ONDAS – Observatório dos Direitos à Água e ao Saneamento

ONDAS - Observatório Nacional dos Direitos à Água e ao Saneamento

Guia de conectividade à rede de esgoto sanitário

Resenha elaborada por Renata de Faria Rocha[1] e Viviane Silva Vasconcelos[2]

Autores: Amália Palácios, Manuela Velasquez, Deise Coelho, César Augusto Rissoli, Cláudia Magalhães, Alexandra de Nicola, Carolina Jucá, João Rafael Dias. Edição: novembro de 2025

Disponível em espanhol, esse Guia publicado pelo Banco Interamericano de Desenvolvimento (BID), oferece uma metodologia para o desenvolvimento e execução de “planos de conectividade”, que intenta ser mais abrangente que o que chamamos de “conexão de moradias” a redes públicas de esgotamento sanitário. A busca pela conectividade envolve a identificação e análise das barreiras existentes à ligação de moradias, e das estratégias e ações para melhorar os níveis de conexão nas intervenções em saneamento na América Latina e Caribe (ALC), mas também obter, como resultado, a valorização do serviço pelos usuários, o que inclui mudanças de comportamento relativas a higiene e a lavagem das mãos, as atividades de participação e desenvolvimento comunitário e a gestão dos serviços.

A elaboração desse Guia foi financiada pela União Europeia, Agência Espanhola de Cooperação Internacional para o Desenvolvimento (AECID) e Banco Interamericano de Desenvolvimento (BID), através do Fundo de Cooperação para Água e Saneamento (FCAS). De caráter técnico e operacional, o guia analisa experiências de intervenções de saneamento no Peru, Brasil, Uruguai, Paraguai, Bolívia e Colômbia, em diferentes fases e organiza propostas que possam ser adaptadas à realidade de qualquer país. A metodologia visa possibilitar o desenvolvimento de projetos que promovam a conexão das casas compreendendo estratégias que podem ser implementadas nas etapas de execução, operação ou manutenção.

Segundo os autores, as soluções de saneamento por meio de redes coletoras de esgoto têm maior impacto do que aquelas que buscam resolver o tratamento no entorno da moradia. Além disso, os autores alertam que as intervenções de saneamento que atendam a mais de 75% de uma comunidade reduzem os riscos de diarreia em 45%.

O guia busca a estruturação de projetos com enfoque na moradia, estabelecendo quatro eixos estratégicos:

  1. importância e impacto de prover serviços seguros para as pessoas;
  2. necessidade de melhorar a governança, considerando as instituições, as políticas, as normativas, a informação, as capacidades, as funções e o pessoal do setor, e maiores recursos financeiros a serem disponibilizados;
  3. A importância de abordar a problemática no setor a partir de uma visão integral de bacia hidrográfica, com enfoque na salubridade da população;
  4. a relevância de promover a inovação no desenho e o uso eficiente e adequado das tecnologias e a prestação dos serviços.
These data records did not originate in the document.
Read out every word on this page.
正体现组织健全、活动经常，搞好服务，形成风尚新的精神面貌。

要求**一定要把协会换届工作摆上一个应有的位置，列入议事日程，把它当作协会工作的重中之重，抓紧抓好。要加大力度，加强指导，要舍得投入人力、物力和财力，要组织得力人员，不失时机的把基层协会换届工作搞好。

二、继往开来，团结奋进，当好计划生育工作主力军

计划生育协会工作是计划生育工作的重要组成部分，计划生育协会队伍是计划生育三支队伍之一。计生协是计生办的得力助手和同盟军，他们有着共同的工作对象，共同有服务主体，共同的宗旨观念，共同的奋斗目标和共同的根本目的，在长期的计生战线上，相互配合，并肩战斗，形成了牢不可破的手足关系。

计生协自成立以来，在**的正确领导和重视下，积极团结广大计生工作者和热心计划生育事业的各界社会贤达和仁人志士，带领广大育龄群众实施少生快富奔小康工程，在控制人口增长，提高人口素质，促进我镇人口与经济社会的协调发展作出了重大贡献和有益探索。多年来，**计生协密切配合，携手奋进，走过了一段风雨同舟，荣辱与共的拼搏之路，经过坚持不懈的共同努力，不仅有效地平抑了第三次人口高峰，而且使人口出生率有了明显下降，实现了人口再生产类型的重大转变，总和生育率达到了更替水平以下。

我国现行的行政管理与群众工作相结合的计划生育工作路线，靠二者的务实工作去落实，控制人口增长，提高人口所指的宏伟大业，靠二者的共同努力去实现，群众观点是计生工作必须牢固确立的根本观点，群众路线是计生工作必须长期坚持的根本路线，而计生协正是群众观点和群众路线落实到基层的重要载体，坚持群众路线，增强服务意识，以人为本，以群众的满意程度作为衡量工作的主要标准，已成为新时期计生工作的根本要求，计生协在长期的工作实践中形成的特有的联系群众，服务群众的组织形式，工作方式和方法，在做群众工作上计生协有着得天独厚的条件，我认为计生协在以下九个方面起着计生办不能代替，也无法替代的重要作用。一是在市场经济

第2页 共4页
De acordo com os autores, o acesso da população ao saneamento seguro em zonas urbanas na ALC era de 43% em 2015, tendo aumentado para 50% em 2022. A barreira principal para a ampliação do acesso é a conectividade das moradias às redes existentes, mas para superá-la é preciso ir além dos trabalhos técnicos, obtendo o acordo e a decisão das famílias para realizar as obras necessárias no interior da edificação. Entretando, verifica-se que quando as pessoas já dispõem de alguma solução de saneamento individual, a necessidade de conexão fica relegada pelo custo, principalmente quando requer obras internas, mas também pelas tarifas e obrigações geradas pela conexão formal. Estes aspectos desincentivam as famílias, principalmente aquelas mais vulneráveis.

A metodologia proposta para garantir a conectividade das moradias envolve três etapas:

  1. a elaboração de um diagnóstico integrado da área e identificação das barreiras para a conectividade, que inclui o conhecimento da realidade local, a determinação das barreiras e o diagnóstico integrado propriamente dito;
  2. as atividades para planejar a intervenção (proposta técnico-social), que inclui a definição das estratégias gerais e específicas (limitações e oportunidades); a definição dos processos associados ao plano de conectividade (dependendo da fase em que se encontra a iniciativa de saneamento); a definição das regras de acesso com base nos aspectos técnicos e sociais e os procedimentos de adesão ao serviço;
  3. o plano de ação da intervenção, priorizar as ações definidas na etapa 2 considerando a equipe, o cronograma, o orçamento e o sistema de monitoramento e avaliação.

Os estudos de caso são apresentados em função da etapa de intervenção. Nos casos de Brasil e Peru, foram estudadas situações que estavam na etapa de projeto e execução do sistema de esgotamento sanitário. No Peru, o destaque foi dado para as estratégias específicas para garantir a conectividade das moradias, que incluíram acordos com instituições financeiras e ONGs para a promoção de microcréditos para as famílias. No Brasil, destacou-se uma experiência em Pernambuco em que foi implementada uma iniciativa técnico-social que envolvia os beneficiários no desenho e construção de ramais condominiais, garantindo a conexão de todas as casas com a adesão expressa das famílias.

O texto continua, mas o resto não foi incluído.